Ayse is becoming a hairdresser

Dreams Are Coming True

Thu, 24.08.2017 - 18:24

Written By: Neriman Kahveci

Photography : Neriman Kahveci

Listening carefully to her instructor, Ayşe tries to convey what she understands to her hands and eyes. The wig she practices on turns into various beautiful hairstyles in her hands. There are skin care and cosmetics classes coming up... This is brand new information for Ayşe, who came from Aleppo 4 years ago, and it is obvious that she enjoys what she's doing.

Ayşe is one of the 3 million asylum seekers living in Turkey. She is one of the beneficiaries participating in vocational training courses given at the Turkish Red Crescent's 's Ankara Altındağ Community Center free of charge. "I want to open my own hairdressing salon in the future," says Ayşe, after nine months of hairdressing training. "I live in this neighborhood. I was so bored at home and we had economic problems. My husband works as a carpenter whenever he can get a job. I have learned that there is a community center here and free courses are provided. For now, I only do the hair of the people in the neighborhood I live to improve." 

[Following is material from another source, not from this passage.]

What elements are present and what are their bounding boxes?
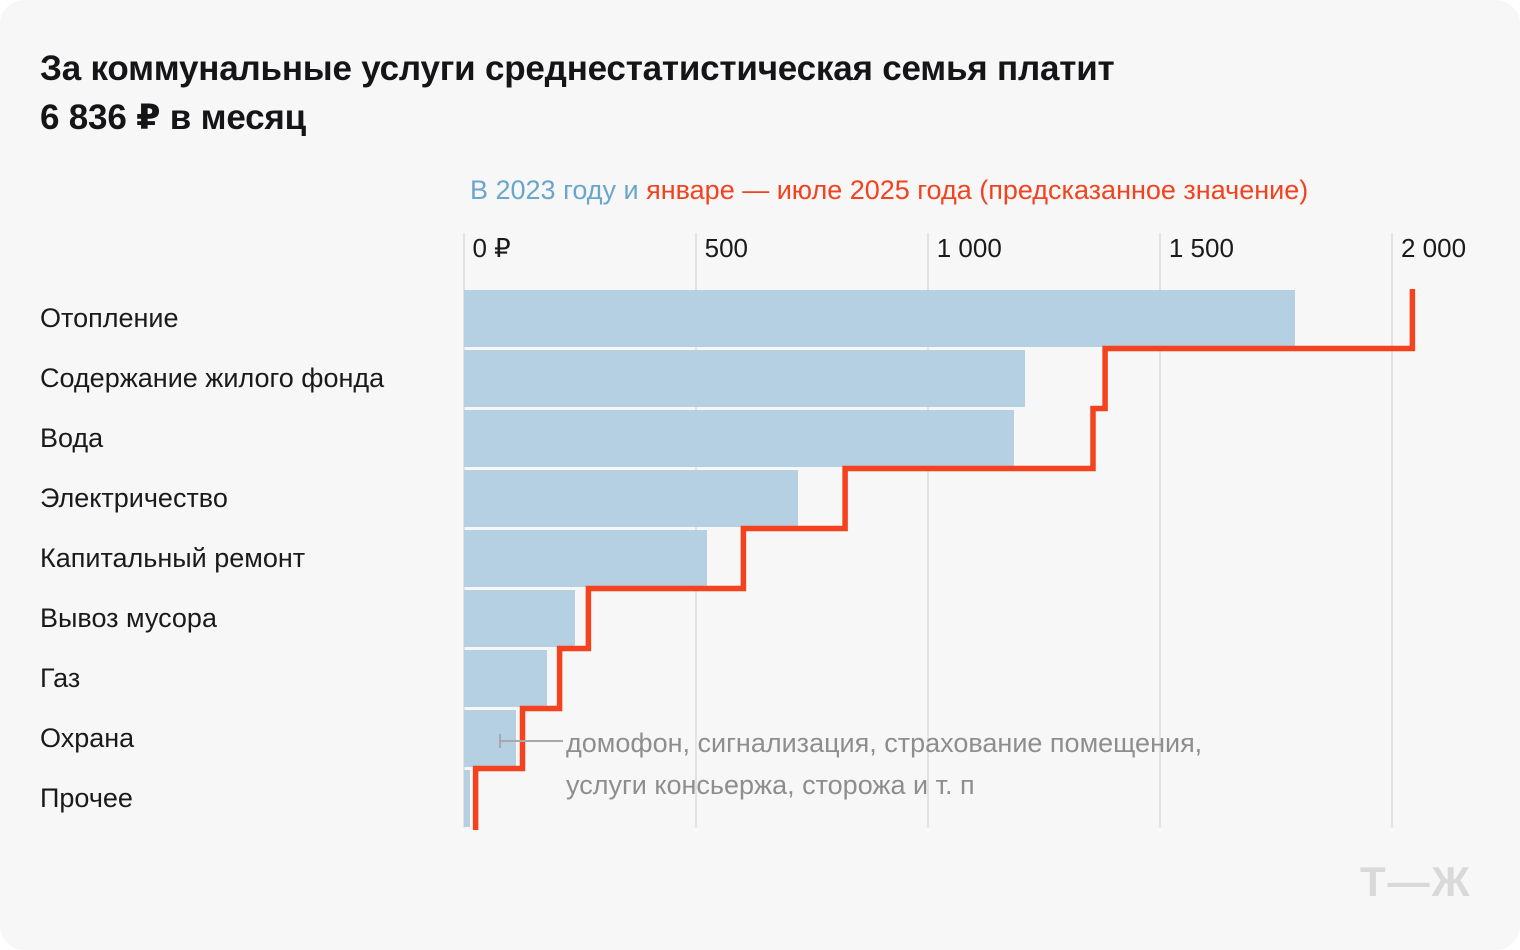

The Turkish Red Crescent Ankara Community Center has been supporting foreign nationals living in Turkey, especially Syrians, since 2015. The Community Center, supported by the European Union, provides vocational training courses, which give new hope of employment to the thousands of people who have migrated to Turkey. There are community centers of the Turkish Red Crescent in cities such as İstanbul, Bursa, Şanlıurfa, Adana, Mersin, Konya, Kilis and İzmir. Şanlıurfa, Kilis, İstanbul, Ankara and Konya community centers are financed by the European Union. The salaries of the trainers, the administrative costs, the materials necessary for the courses are covered by this fund. The project is jointly implemented by the Danish Red Crescent in cooperation with the Turkish Red Crescent.

Ayse's 14-year-old son, Yusuf, is also watching his mother with curious eyes, reportedly also witnessing her trials with neighbors at home. Yusuf relates their journey from Syria to Turkey as follows: "There was war in Syria, people were dying. We thought we could not live there any longer, we could not sleep at night. Uncle came home one day and said 'You cannot stay here anymore' and we went on our way. It took us two days to arrive to Turkey. First we reached Kilis, then we settled in Ankara." "If there was no war in our country, I wanted to go to school and be a police officer," says Yusuf. However, this is not the end of Yusuf's path, as the Community Center has opened a window of opportunity for him by enabling him to register for the school he wants with the help of the center's officials.


Not only asylum seekers but also Turks benefit from the Turkish Red Crescent Community Center. Already one goal of the center is to bring these two communities together. In addition to Turkish lessons, there are courses like computer training, crafts, hairdressing, and Turkish and asylum-seekers living together. Although languages ​​and origins are different, their dreams are similar: to learn and to be productive.